"why 0^(-x) for x ∈ ℝ+" I think you mean "why 0^(-x) *is undefined* for x ∈ ℝ+". Based on mathematical convention and on things you say later, I assume you're using ℝ+ to denote the set of nonnegative real numbers, which I'll keep in mind. You have to be careful about saying that a^(-x) = 1/a^x, because if a is 0, then for a negative value of x, you'll get a well-defined expression on the left and an undefined expression on the right. Maybe you're referencing the condition that x is a nonnegative real number, but that looked like it was part of a different statement. In this context, 0^0 is not an indeterminate form. An indeterminate form is a form that an expression in a limit expression can take, meaning that more work must be done to find the limit's value. This is not a limit. With that said, it is a common convention to leave 0^0 undefined, and it's also common to have it equal to 1. In either case, it's definitely not 0, so we can move on. Division by 0 actually *can* be defined. In fact, it is defined in certain systems, such as in the projectively extended real line. It's just that it's usually more convenient to leave division by zero undefined, so that's what we do.

@@isavenewspapers8890 OH sorry I didn't noticed that I forgot to write a part. Thanks.

This standard is not required by some authors.

@@isavenewspapers8890 but then you don’t end up with an equation in standard form for each line, you end up with two.

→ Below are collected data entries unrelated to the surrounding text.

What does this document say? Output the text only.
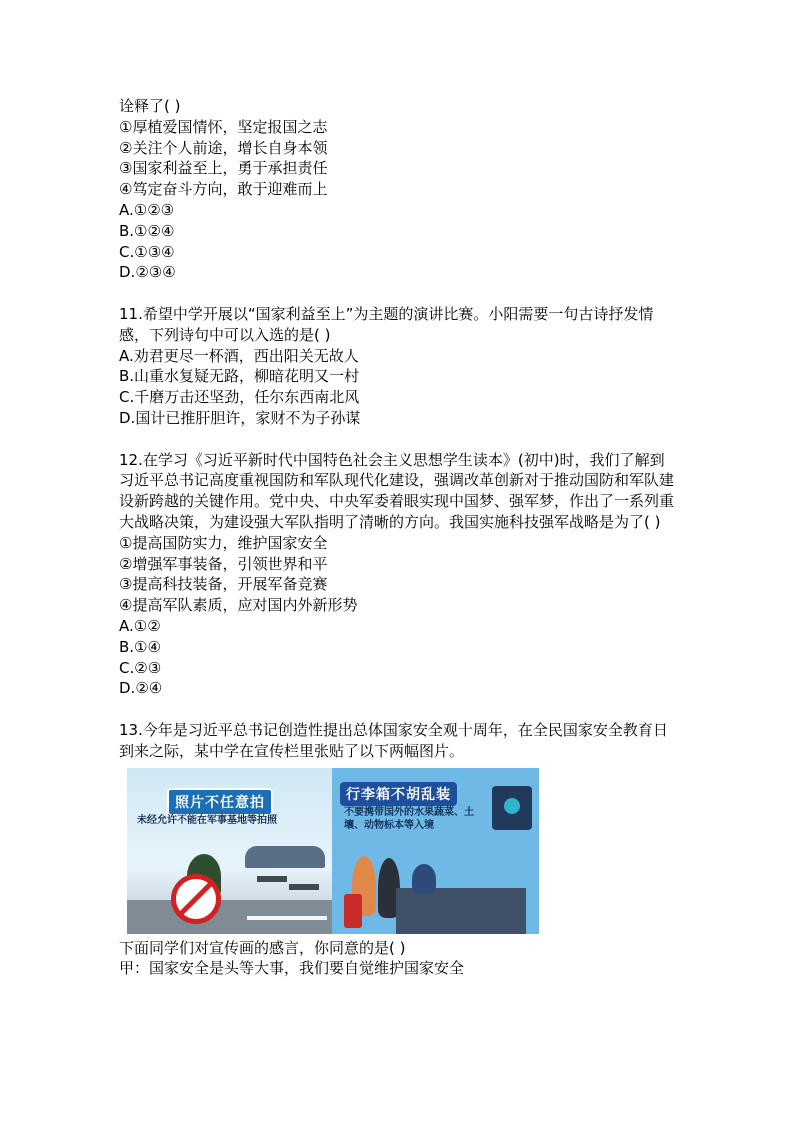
诠释了( )
①厚植爱国情怀，坚定报国之志
②关注个人前途，增长自身本领
③国家利益至上，勇于承担责任
④笃定奋斗方向，敢于迎难而上
A.①②③
B.①②④
C.①③④
D.②③④
11.希望中学开展以“国家利益至上”为主题的演讲比赛。小阳需要一句古诗抒发情感，下列诗句中可以入选的是( )
A.劝君更尽一杯酒，西出阳关无故人
B.山重水复疑无路，柳暗花明又一村
C.千磨万击还坚劲，任尔东西南北风
D.国计已推肝胆许，家财不为子孙谋
12.在学习《习近平新时代中国特色社会主义思想学生读本》(初中)时，我们了解到习近平总书记高度重视国防和军队现代化建设，强调改革创新对于推动国防和军队建设新跨越的关键作用。党中央、中央军委着眼实现中国梦、强军梦，作出了一系列重大战略决策，为建设强大军队指明了清晰的方向。我国实施科技强军战略是为了( )
①提高国防实力，维护国家安全
②增强军事装备，引领世界和平
③提高科技装备，开展军备竞赛
④提高军队素质，应对国内外新形势
A.①②
B.①④
C.②③
D.②④
13.今年是习近平总书记创造性提出总体国家安全观十周年，在全民国家安全教育日到来之际，某中学在宣传栏里张贴了以下两幅图片。
照片不任意拍
未经允许不能在军事基地等拍照
行李箱不胡乱装
不要携带国外的水果蔬菜、土壤、动物标本等入境
下面同学们对宣传画的感言，你同意的是( )
甲：国家安全是头等大事，我们要自觉维护国家安全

Not necessarily, a linear graph just means that the function has to produce a straight diagonal line.

@@ikonikgamerz3853 No. A linear function is a special case of affine functions. Affine functions are functions in the form ax + b. And a linear function is the case when b = 0, that means that the graph pass trough the origin.

@@foxypiratecove37350 linear function (noun) 1. Any function whose graph is a straight line.

Different authors use the term "linear function" in different ways. For a function f with real numbers as inputs and outputs, some authors use the term to mean a function whose graph is a line. However, other authors require that the function keeps the origin fixed; in other words, f(0) = 0 must hold. This term is relevant to the topic of linear algebra, which involves linear transformations, where the origin has to stay in place. In this alternate context, if a function composes a linear function with a translation, the term "affine function" may be used.

​@isavenewspapers8890 in this case, the guy mixed up linear functions with linear _functionals_.

If we consider the graph of a function f as y = f(x), then x = c cannot be the graph of a function, because there are multiple y-values for a single x-value. y = c is just a special case of y = mx + b, where m = 0 and b = c.

@@isavenewspapers8890 vertical line rule ONLY works with f(x) = y X=constant is a function where f(y)=x

@@ikonikgamerz3853 I will accept the idea that that's what you were going for, but you could've been clearer about it. Also, you can switch the x- and y-axes for any graph; why mention it only for this one in particular?

nope, its a real human voice.